One of the valuable techniques they worked on in training was the principle of “Yes and,” and not “Yes but.”  “Yes and” is the comedy sports equivalent of the assist in basketball or the lateral in football or rugby. It is taking the ball (joke) from the previous person and building on it. “Yes but” is a head-on tackle that stops progress in its tracks. “Yes but,” can also kill productive thinking in a committee, or work team, or just about any group including, especially, families.

In college I was campaign manager for a young woman running for a student body office. She had already picked her committee, and one of them should really have been an executioner by profession.  He killed every idea we came up with.  I was no genius in my job, but having Mr. No in my ear every meeting didn’t help.  Bottom line, we managed to have her lose to a write in candidate. Failure second only to losing to “none of the above.”

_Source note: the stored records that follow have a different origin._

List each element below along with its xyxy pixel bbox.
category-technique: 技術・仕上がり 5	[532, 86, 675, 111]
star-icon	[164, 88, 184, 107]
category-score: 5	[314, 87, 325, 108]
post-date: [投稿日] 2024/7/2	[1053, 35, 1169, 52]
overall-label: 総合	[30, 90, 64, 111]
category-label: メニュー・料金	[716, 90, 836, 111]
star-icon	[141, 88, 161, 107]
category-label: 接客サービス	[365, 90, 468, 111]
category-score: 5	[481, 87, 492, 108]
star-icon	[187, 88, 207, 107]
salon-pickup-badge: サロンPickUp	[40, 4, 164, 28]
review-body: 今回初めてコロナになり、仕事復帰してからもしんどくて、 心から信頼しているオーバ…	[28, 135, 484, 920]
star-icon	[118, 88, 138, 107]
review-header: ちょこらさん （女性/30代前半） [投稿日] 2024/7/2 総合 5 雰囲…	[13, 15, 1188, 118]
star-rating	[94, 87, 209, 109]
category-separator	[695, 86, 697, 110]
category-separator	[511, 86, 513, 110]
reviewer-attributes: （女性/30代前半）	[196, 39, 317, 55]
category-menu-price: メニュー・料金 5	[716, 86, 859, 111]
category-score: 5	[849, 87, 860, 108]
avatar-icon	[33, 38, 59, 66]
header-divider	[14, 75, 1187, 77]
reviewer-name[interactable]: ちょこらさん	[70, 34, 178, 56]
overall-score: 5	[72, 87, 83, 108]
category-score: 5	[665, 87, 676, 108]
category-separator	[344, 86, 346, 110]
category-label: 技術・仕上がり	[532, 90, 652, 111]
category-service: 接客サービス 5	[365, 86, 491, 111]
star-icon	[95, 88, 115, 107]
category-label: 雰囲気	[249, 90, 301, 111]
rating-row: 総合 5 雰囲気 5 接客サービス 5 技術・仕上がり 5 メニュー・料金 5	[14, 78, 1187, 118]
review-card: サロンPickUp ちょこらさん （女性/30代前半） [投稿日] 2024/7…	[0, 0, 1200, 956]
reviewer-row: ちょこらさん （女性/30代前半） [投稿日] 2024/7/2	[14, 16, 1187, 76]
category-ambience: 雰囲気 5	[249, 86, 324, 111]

In this case, it took us the several weeks of campaigning, and the election to show us how miserably we had failed. In other situations including families, it could take years. But in improv comedy it takes a nanosecond. A negative comment or insinuation is a point blank blast to the forehead with an elephant gun. “Yes and…” may change the direction of the comedy but it keeps it moving forward. That’s also vital in most of our social interactions. I like to think our “Yes and…” way of enjoying each other’s comic quips is one of the keys to our success.”

One of the best compliments to our family humor came to me from a federal judge who is also our son John’s (and coincidentally our daughter Callie’s) father-in-law. Judge Monroe McKay several times said to me, “You know, John is really funny. But more than that; when I’m around him I’m funny.”